3.3 Sicuramente è errato il calcolo effettuato per giungere alla pena finale irrogata. La Corte di appello è, infatti, partita dalla pena base per il reato pi grave di porto, di anni due di reclusione ed euro 5.000 di multa (determinando, peraltro, l’entità della pena pecuniaria in misura superiore a quella individuata dal primo decidente -euro 4.000 di multa-) e ha quindi indicato in anni uno mesi sei la pena detentiva risultante dall’applicazione della diminuzione fissa di un terzo.
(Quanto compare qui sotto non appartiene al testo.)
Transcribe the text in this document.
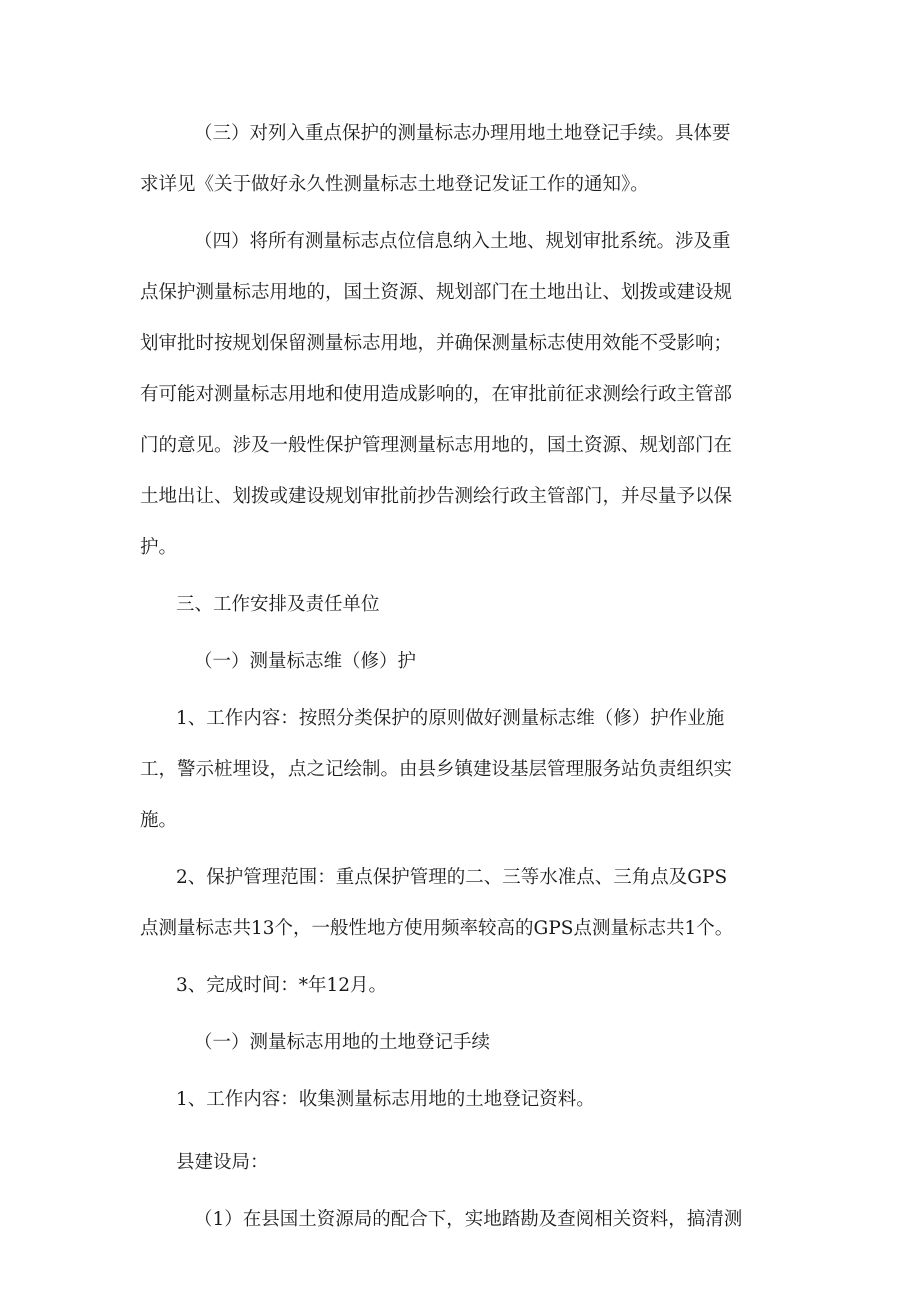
（三）对列入重点保护的测量标志办理用地土地登记手续。具体要
求详见《关于做好永久性测量标志土地登记发证工作的通知》。
（四）将所有测量标志点位信息纳入土地、规划审批系统。涉及重
点保护测量标志用地的，国土资源、规划部门在土地出让、划拨或建设规
划审批时按规划保留测量标志用地，并确保测量标志使用效能不受影响；
有可能对测量标志用地和使用造成影响的，在审批前征求测绘行政主管部
门的意见。涉及一般性保护管理测量标志用地的，国土资源、规划部门在
土地出让、划拨或建设规划审批前抄告测绘行政主管部门，并尽量予以保
护。
三、工作安排及责任单位
（一）测量标志维（修）护
1、工作内容：按照分类保护的原则做好测量标志维（修）护作业施
工，警示桩埋设，点之记绘制。由县乡镇建设基层管理服务站负责组织实
施。
2、保护管理范围：重点保护管理的二、三等水准点、三角点及GPS
点测量标志共13个，一般性地方使用频率较高的GPS点测量标志共1个。
3、完成时间：*年12月。
（一）测量标志用地的土地登记手续
1、工作内容：收集测量标志用地的土地登记资料。
县建设局：
（1）在县国土资源局的配合下，实地踏勘及查阅相关资料，搞清测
Ma anni due ridotti di un terzo portano, come giustamente rilevato dalla difesa, ad anni uno mesi quattro.
4. In conclusione la sentenza deve essere annullata per quanto concerne il diniego (non adeguatamente giustificato) della sospensione condizionale della pena e la determinazione (errata nel calcolo) della pena, con rinvio per nuovo giudizio su tali punti ad altra sezione della Corte di appello di Napoli.
Resta ovviamente coperta da giudicato la statuizione concernente l’affermazione di colpevolezza e, ai sensi dell’art. 624, ne va pertanto dichiarata l’irrevocabilità.
P.Q.M.
Annulla la sentenza impugnata limitatamente alla determinazione della pena e alla omessa motivazione sulla sospensione condizionale e rinvia per nuovo
giudizio su detti punti ad altra sezione della Corte di appello di Napoli. Rigetta nel resto i ricorsi.